Tu as regardé ton bonsaï ce matin. Les feuilles pendent, certaines sont tombées pendant la nuit, les branches ont l’air cassantes, le tronc semble sec. Tu es sûr qu’il est mort. Tu te demandes même si tu ne vas pas le mettre à la poubelle avant de sortir le chien.

Attends un peu. Ce n’est jamais une bonne idée de décider en voyant juste un tas de feuilles par terre. Les bonsaïs ont une capacité de résilience qu’on sous-estime. Même sans une seule feuille, il arrive qu’ils repartent au printemps suivant, comme si de rien n’était.

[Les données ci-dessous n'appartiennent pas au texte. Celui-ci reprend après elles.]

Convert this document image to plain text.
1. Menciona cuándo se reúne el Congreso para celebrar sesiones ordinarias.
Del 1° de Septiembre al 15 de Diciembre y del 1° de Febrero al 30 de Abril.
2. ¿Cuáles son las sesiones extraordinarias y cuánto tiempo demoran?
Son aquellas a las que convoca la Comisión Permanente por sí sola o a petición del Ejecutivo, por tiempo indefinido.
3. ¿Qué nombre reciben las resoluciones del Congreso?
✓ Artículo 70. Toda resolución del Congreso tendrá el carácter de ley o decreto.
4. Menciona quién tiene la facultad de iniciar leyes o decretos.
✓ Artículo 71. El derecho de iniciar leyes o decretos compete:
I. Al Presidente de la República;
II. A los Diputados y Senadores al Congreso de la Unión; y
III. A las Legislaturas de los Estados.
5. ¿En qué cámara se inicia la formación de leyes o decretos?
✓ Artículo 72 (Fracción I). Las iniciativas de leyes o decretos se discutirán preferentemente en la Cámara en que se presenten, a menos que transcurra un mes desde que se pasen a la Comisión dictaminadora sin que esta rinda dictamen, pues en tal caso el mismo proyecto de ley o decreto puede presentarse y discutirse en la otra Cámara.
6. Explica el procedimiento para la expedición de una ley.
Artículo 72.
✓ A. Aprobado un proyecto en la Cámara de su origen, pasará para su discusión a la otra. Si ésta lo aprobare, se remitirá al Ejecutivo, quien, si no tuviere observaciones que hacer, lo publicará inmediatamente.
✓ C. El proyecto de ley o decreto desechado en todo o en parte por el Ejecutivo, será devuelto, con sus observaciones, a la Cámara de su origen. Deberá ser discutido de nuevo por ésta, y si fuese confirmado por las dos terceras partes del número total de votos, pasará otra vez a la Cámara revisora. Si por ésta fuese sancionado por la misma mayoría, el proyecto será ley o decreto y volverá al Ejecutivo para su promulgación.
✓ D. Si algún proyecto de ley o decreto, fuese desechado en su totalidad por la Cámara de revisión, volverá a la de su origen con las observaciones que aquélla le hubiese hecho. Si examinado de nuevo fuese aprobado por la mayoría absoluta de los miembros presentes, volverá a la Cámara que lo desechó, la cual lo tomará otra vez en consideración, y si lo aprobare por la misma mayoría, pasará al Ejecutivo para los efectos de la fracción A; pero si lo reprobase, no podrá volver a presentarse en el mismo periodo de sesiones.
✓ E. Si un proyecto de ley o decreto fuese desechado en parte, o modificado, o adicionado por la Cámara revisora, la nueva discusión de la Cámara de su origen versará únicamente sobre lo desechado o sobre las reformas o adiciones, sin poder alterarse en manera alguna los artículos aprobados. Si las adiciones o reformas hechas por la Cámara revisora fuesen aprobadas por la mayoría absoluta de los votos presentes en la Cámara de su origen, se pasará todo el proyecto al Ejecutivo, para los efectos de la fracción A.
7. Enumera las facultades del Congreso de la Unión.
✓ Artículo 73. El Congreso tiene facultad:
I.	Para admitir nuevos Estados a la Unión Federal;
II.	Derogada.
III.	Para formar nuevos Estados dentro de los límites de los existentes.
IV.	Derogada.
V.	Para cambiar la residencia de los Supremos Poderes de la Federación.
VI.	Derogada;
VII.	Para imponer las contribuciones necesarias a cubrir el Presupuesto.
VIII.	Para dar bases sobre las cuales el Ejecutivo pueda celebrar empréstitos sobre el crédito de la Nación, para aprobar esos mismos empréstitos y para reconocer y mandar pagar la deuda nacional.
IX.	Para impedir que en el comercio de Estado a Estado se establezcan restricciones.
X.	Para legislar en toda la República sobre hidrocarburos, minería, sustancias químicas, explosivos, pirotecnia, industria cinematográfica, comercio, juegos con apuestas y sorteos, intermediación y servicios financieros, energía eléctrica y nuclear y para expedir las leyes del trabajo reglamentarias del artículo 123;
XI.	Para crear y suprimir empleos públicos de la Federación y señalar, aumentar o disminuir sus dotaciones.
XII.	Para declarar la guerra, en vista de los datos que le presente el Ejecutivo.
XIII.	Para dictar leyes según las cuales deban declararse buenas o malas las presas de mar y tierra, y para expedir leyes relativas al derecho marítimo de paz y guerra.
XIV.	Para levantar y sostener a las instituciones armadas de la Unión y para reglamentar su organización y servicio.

La vraie difficulté, c’est de distinguer un arbre en dormance profonde d’un arbre définitivement sec. Et pour ça, il faut regarder l’écorce, les racines et le bois sous l’écorce.

L’erreur classique, c’est de confondre les symptômes d’un stress avec la mort complète. Un ficus peut perdre toutes ses feuilles en une semaine si tu l’as déplacé brutalement vers une fenêtre froide. Ce n’est pas une raison pour acheter un nouveau bonsaï à 80 euros. Tu as encore des chances de le sauver. Voici les gestes qui te permettront de trancher, dans l’ordre.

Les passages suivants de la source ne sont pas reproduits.